タクシーを降りるとジムはトランクから荷物を取り出そうとした運転手に「自分でやるから大丈夫だ」と丁寧な断わりとここまでの礼をのべ、運転手は「こちらこそ。ご乗車有難うございました。どうぞ良い里帰りを」と頭を下げた。双子たちはお揃いのバックパックを抱え車の脇に立つ運転手のところへ並んだ。
「運転手さんが好きな曲、僕、好きになったよ」
「僕も! お礼に僕たちの大好きな曲も教えてあげるね! Dark Side of the moon って言うんだけど、知ってる? このタクシーにいるAIだったら “ヤミツキ” で探してくれるかな?」
「ダークサイド……ヤミツキ……申し訳ありません。わたしは聴いたことがないのですが……どうでしょう? でも彼は優秀なアシスタントですから探してくると思いますよ」
「じゃあ、彼に伝えてみて!!」
双子にせかされた運転手は運転席の窓から登録者の音声にのみ反応する車載AIアシスタントにキーワードを告げると、数秒後には様式美に彩られながらも洗練された重厚なメタルなサウンドがホテルの玄関前のタクシー響き始めた。ドアマンがなにごとかとこちらを見る。

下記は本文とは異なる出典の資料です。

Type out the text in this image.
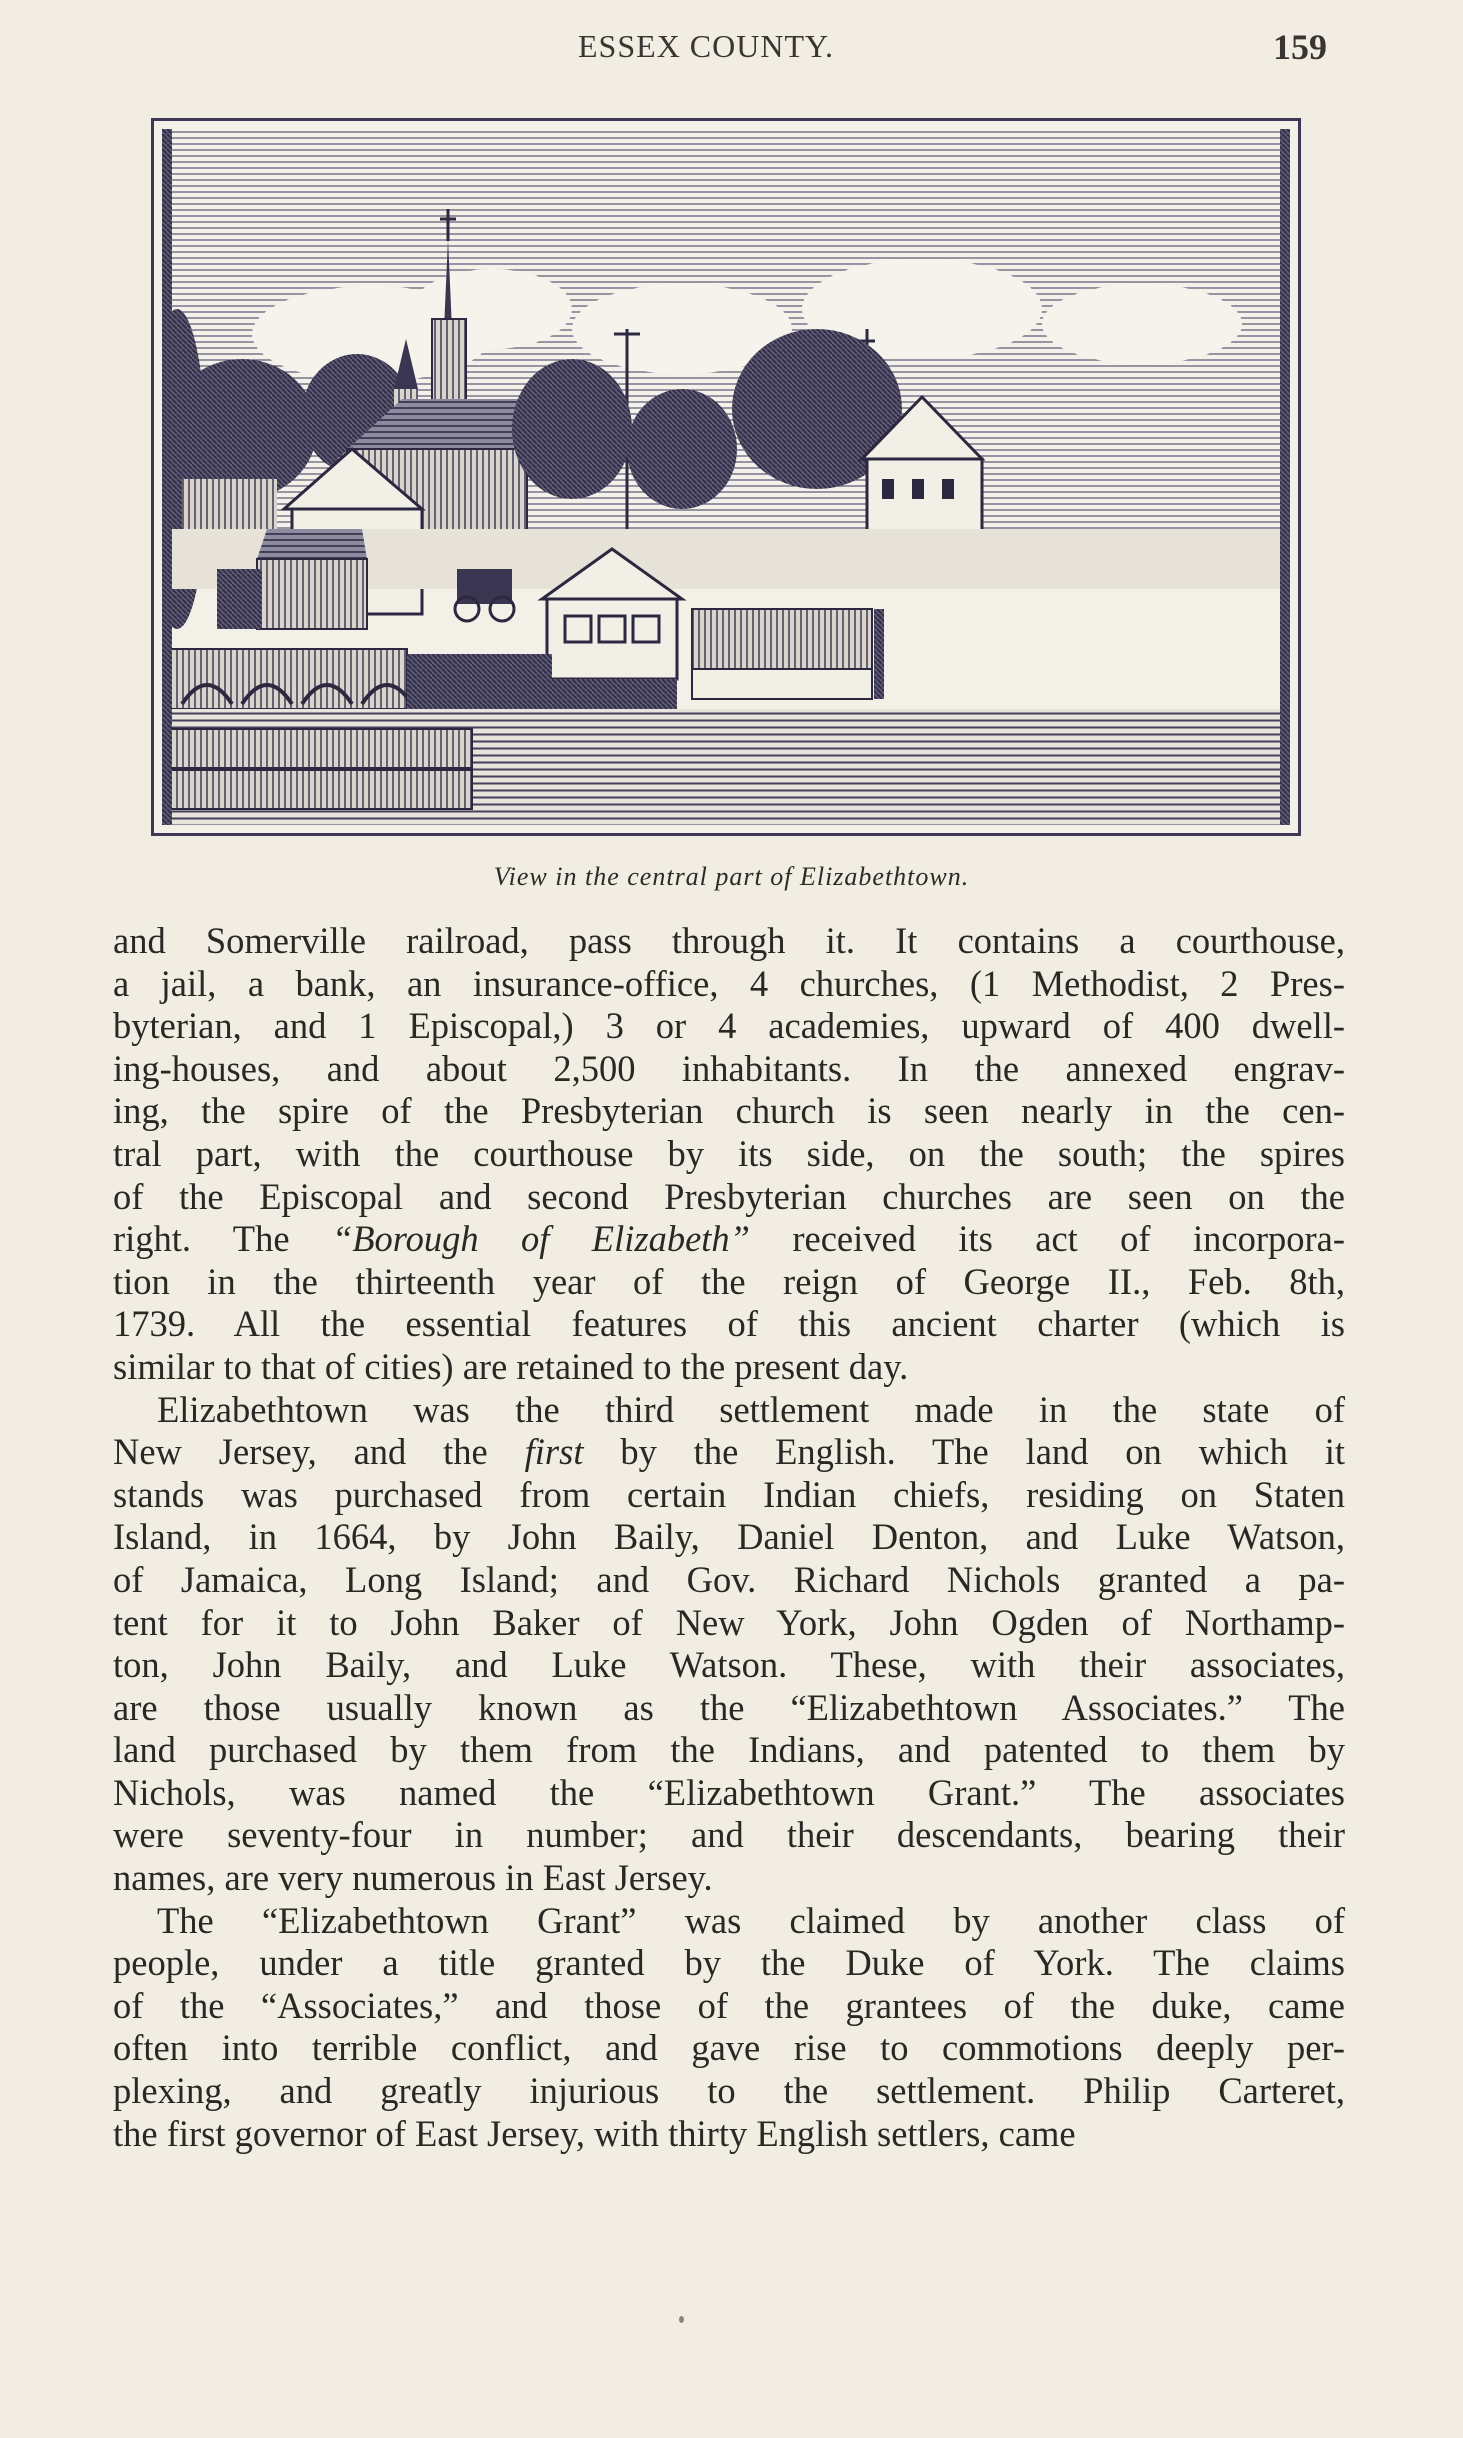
ESSEX COUNTY.	159
View in the central part of Elizabethtown.
and Somerville railroad, pass through it. It contains a courthouse,
a jail, a bank, an insurance-office, 4 churches, (1 Methodist, 2 Pres-
byterian, and 1 Episcopal,) 3 or 4 academies, upward of 400 dwell-
ing-houses, and about 2,500 inhabitants. In the annexed engrav-
ing, the spire of the Presbyterian church is seen nearly in the cen-
tral part, with the courthouse by its side, on the south; the spires
of the Episcopal and second Presbyterian churches are seen on the
right. The “Borough of Elizabeth” received its act of incorpora-
tion in the thirteenth year of the reign of George II., Feb. 8th,
1739. All the essential features of this ancient charter (which is
similar to that of cities) are retained to the present day.
Elizabethtown was the third settlement made in the state of
New Jersey, and the first by the English. The land on which it
stands was purchased from certain Indian chiefs, residing on Staten
Island, in 1664, by John Baily, Daniel Denton, and Luke Watson,
of Jamaica, Long Island; and Gov. Richard Nichols granted a pa-
tent for it to John Baker of New York, John Ogden of Northamp-
ton, John Baily, and Luke Watson. These, with their associates,
are those usually known as the “Elizabethtown Associates.” The
land purchased by them from the Indians, and patented to them by
Nichols, was named the “Elizabethtown Grant.” The associates
were seventy-four in number; and their descendants, bearing their
names, are very numerous in East Jersey.
The “Elizabethtown Grant” was claimed by another class of
people, under a title granted by the Duke of York. The claims
of the “Associates,” and those of the grantees of the duke, came
often into terrible conflict, and gave rise to commotions deeply per-
plexing, and greatly injurious to the settlement. Philip Carteret,
the first governor of East Jersey, with thirty English settlers, came
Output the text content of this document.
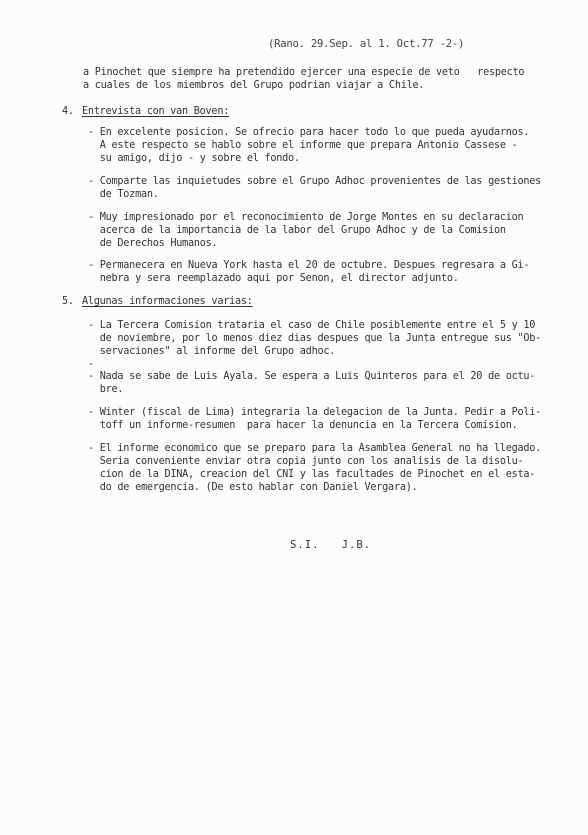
(Rano. 29.Sep. al 1. Oct.77 -2-)
a Pinochet que siempre ha pretendido ejercer una especie de veto   respecto
a cuales de los miembros del Grupo podrian viajar a Chile.
4. Entrevista con van Boven:
- En excelente posicion. Se ofrecio para hacer todo lo que pueda ayudarnos.
A este respecto se hablo sobre el informe que prepara Antonio Cassese -
su amigo, dijo - y sobre el fondo.
- Comparte las inquietudes sobre el Grupo Adhoc provenientes de las gestiones
de Tozman.
- Muy impresionado por el reconocimiento de Jorge Montes en su declaracion
acerca de la importancia de la labor del Grupo Adhoc y de la Comision
de Derechos Humanos.
- Permanecera en Nueva York hasta el 20 de octubre. Despues regresara a Gi-
nebra y sera reemplazado aqui por Senon, el director adjunto.
5. Algunas informaciones varias:
- La Tercera Comision trataria el caso de Chile posiblemente entre el 5 y 10
de noviembre, por lo menos diez dias despues que la Junta entregue sus "Ob-
servaciones" al informe del Grupo adhoc.
-
- Nada se sabe de Luis Ayala. Se espera a Luis Quinteros para el 20 de octu-
bre.
- Winter (fiscal de Lima) integraria la delegacion de la Junta. Pedir a Poli-
toff un informe-resumen  para hacer la denuncia en la Tercera Comision.
- El informe economico que se preparo para la Asamblea General no ha llegado.
Seria conveniente enviar otra copia junto con los analisis de la disolu-
cion de la DINA, creacion del CNI y las facultades de Pinochet en el esta-
do de emergencia. (De esto hablar con Daniel Vergara).
S.I.   J.B.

「これ! この曲! 絶対カッコいいから聴きながらお仕事してみて!」
運転手はアシスタントにボリュームを下げるように伝え、やや面くらいながらも「ありがとう、坊やたち」と、最後まで孫を眺める祖父の眼差しを崩さなかった。
最後に二人で運転手をハグしてからタクシーが見えなくなるまで手を振る双子を呼ぶと、ジムはレセプションに向かった。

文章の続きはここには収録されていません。